We talked about this last week while the plans were still being finalized and, as promised, the city of Baltimore launched their third effort at a “No Murder Weekend” on Friday morning. The last time they attempted this, back in August, they made it roughly 31 hours into the planned 72 hour event before someone was shot and killed. This time they barely made it past midnight Friday before the effort failed. (Baltimore Sun)
Activists rebooted Baltimore’s ceasefire weekend for a second time this year, aiming for 72 hours free of violence. But on the second day, when organizers encouraged residents to bring awareness to the city’s 300 homicides by decorating places where people have been killed, the organizers’ goal was thwarted.
An off-duty Washington police officer was shot and killed early Saturday morning in the Panway/Braddish Avenue neighborhood.
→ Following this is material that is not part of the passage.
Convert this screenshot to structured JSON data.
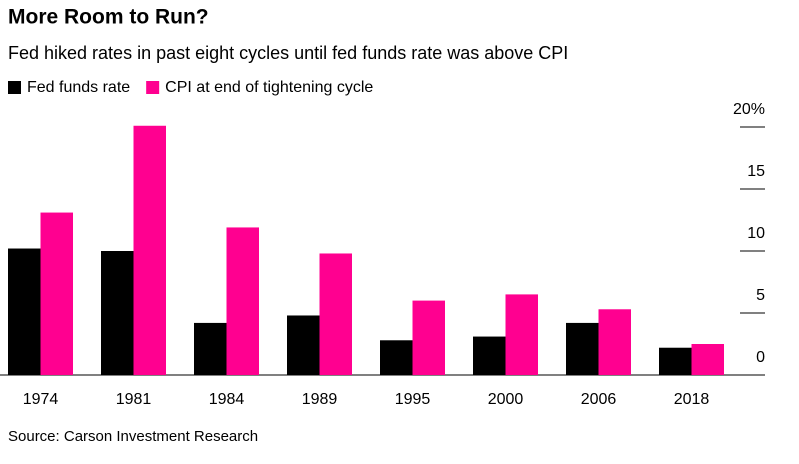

But the ceasefire movement didn’t stop.
Around 2:30 p.m., ceasefire co-organizer Ellen Gee, dressed in white with burning sage in hand, circled the parking lot where the officer, Tony Anthony Mason Jr., 40, was found shot hours earlier.
Officer Mason, a sergeant with the Washington Metropolitan Police Department, was found shot at 12:45 in the morning along with another woman who was shot in the leg. The woman, thankfully, is expected to survive. Officer Mason died in the hospital.
But while this is obviously horrible news yet again, the other activities taking place are enough to perhaps give even some of the most skeptical among us a glimmer of hope. Even the activist the Baltimore Sun article features, Ellen Gee, should probably be encouraged. I’ll grant you that if this were a less deadly serious topic, the prospect of a woman in robes burning sage and chanting might have caused a few snickers. But at least she’s trying. This is Baltimore we’re talking about. It’s a war zone at this point. Somebody has to do something because the municipal government has completely failed the citizens.
And it wasn’t just Ms. Gee trying to spiritually cleanse the murder scene. Despite the setback, Israel Baptist Church organized a day long basketball tournament on some of the public courts, getting young men out there shooting hoops, getting some free food and participating in community activities. The logic there was that if they were on the courts they wouldn’t either be shooting anyone or getting shot. Flash mobs were engaged in singing and dancing in public parks, attracting people to safe(er) spaces with law enforcement coverage.
So even if they couldn’t hold the murder rate to zero for the entire weekend, this is still promising. The citizens are fed up and are starting to take matters into their own hands. Tens of thousands of posters and leaflets were distributed, encouraging people to get out of their homes, take back the streets and drive the criminals into the shadows.
For a look at the real-life effect this gang violence is having on people, take a moment and read this editorial from Sunny Luisa Cooper. It’s titled, My nephew was Baltimore homicide #289. These are real families losing their children to the gangs, either through joining them, becoming collateral damage in the gang wars, or both. Gun control laws and background checks aren’t having any impact on the gangs. Law enforcement is outmanned and all too often outgunned. But if the community refused to accept this any longer they can have the biggest impact on this 21st century plague.
Best of luck to the residents of Baltimore. You’re going to need all the prayers coming your way in the task ahead of you, but if this trend keeps up there just may be a light at the end of the tunnel.